Layman wrote:This examples are kinda poor to be honest. Remember my point was about civilizations that were NOT empires. Its not black and white of course but
By that criteria, it can hardly be said that Roman civilization died with German barbarian conquest or Greek civilization died with Macedonian conquest, wouldn't it? It was just transformed and their successor retained many of the characteristics of the conquered civilization.
The Han dynasty was just a dynasty - china continues to this day.
This I found wrong to presume that China has always been one monolithic unchanging entity. There were profound changes in China with the fall of han empire.
Seleucid_Empire fell to rome but was an empire of course and had little core identity. It was simply a case of the old Macedonian elites being replaced.
Seleucid empire didn't fall to rome, it was ripped apart from inside and it was parthians who destroyed Seleucid, Rome in previous wars had just checked the expansion of Selecuid.

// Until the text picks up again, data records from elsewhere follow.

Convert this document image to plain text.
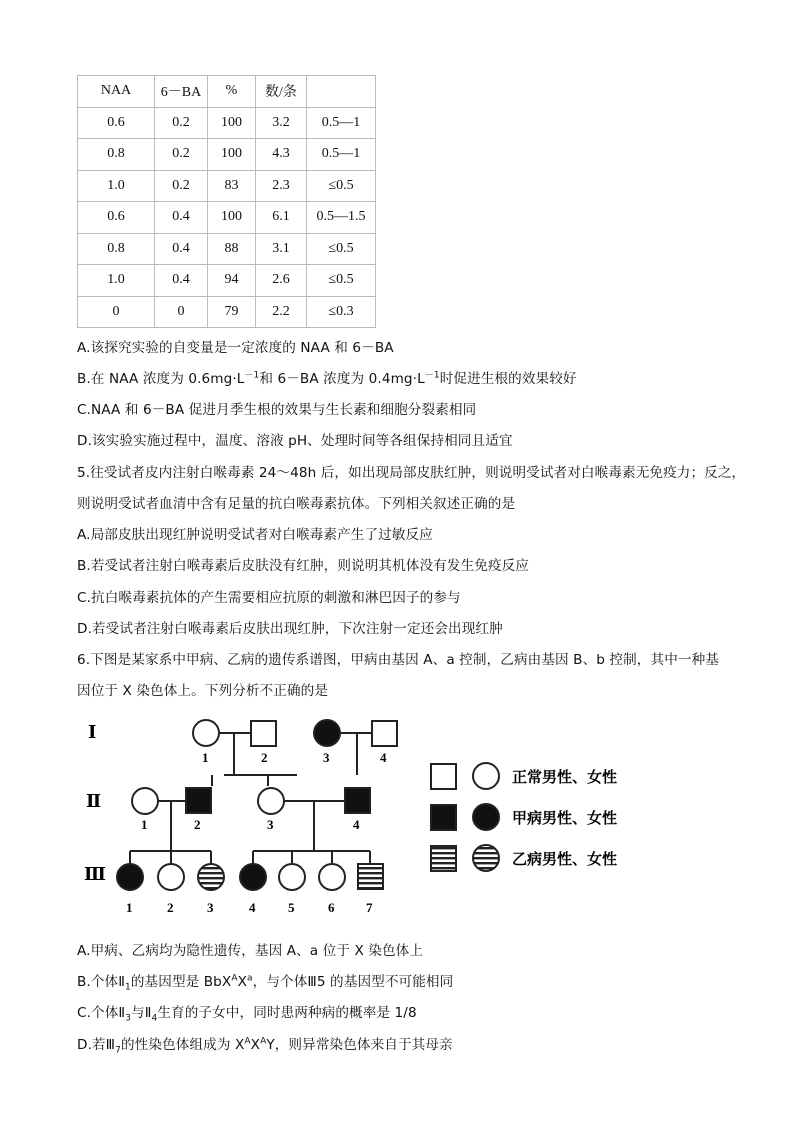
NAA	6－BA	%	数/条	
0.6	0.2	100	3.2	0.5—1
0.8	0.2	100	4.3	0.5—1
1.0	0.2	83	2.3	≤0.5
0.6	0.4	100	6.1	0.5—1.5
0.8	0.4	88	3.1	≤0.5
1.0	0.4	94	2.6	≤0.5
0	0	79	2.2	≤0.3
A.该探究实验的自变量是一定浓度的 NAA 和 6－BA
B.在 NAA 浓度为 $0.6mg\cdot L^{-1}$和 6－BA 浓度为 $0.4mg\cdot L^{-1}$时促进生根的效果较好
C.NAA 和 6－BA 促进月季生根的效果与生长素和细胞分裂素相同
D.该实验实施过程中，温度、溶液 pH、处理时间等各组保持相同且适宜
5.往受试者皮内注射白喉毒素 24～48h 后，如出现局部皮肤红肿，则说明受试者对白喉毒素无免疫力；反之，
则说明受试者血清中含有足量的抗白喉毒素抗体。下列相关叙述正确的是
A.局部皮肤出现红肿说明受试者对白喉毒素产生了过敏反应
B.若受试者注射白喉毒素后皮肤没有红肿，则说明其机体没有发生免疫反应
C.抗白喉毒素抗体的产生需要相应抗原的刺激和淋巴因子的参与
D.若受试者注射白喉毒素后皮肤出现红肿，下次注射一定还会出现红肿
6.下图是某家系中甲病、乙病的遗传系谱图，甲病由基因 A、a 控制，乙病由基因 B、b 控制，其中一种基
因位于 X 染色体上。下列分析不正确的是
Ⅰ
Ⅱ
Ⅲ
1	2	3	4
1	2	3	4
1	2	3	4	5	6 7
正常男性、女性
甲病男性、女性
乙病男性、女性
A.甲病、乙病均为隐性遗传，基因 A、a 位于 X 染色体上
B.个体$Ⅱ_1$的基因型是 $BbX^AX^a$，与个体Ⅲ5 的基因型不可能相同
C.个体$Ⅱ_3$与$Ⅱ_4$生育的子女中，同时患两种病的概率是 1/8
D.若$Ⅲ_7$的性染色体组成为 $X^AX^AY$，则异常染色体来自于其母亲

Maurya empire is a better example but its still an empire (according to its name). I dont know much about it but I assume its basic structure was the rule of an elite minority over a majority.
Yes, but doesn't everywhere its elite minority ruling over majority. But why empire in its name being a problem, rome also has empire in its name.
My essential point is that "nation states" with stable identities tend to last indefinitely without outside interference. The Greek city states could have carried on quite happily forever. European nation states have also been very secure with their identities and very resistant to conquest or splits.
I agree but then the phenomenon of "nation states" is a very recent thing.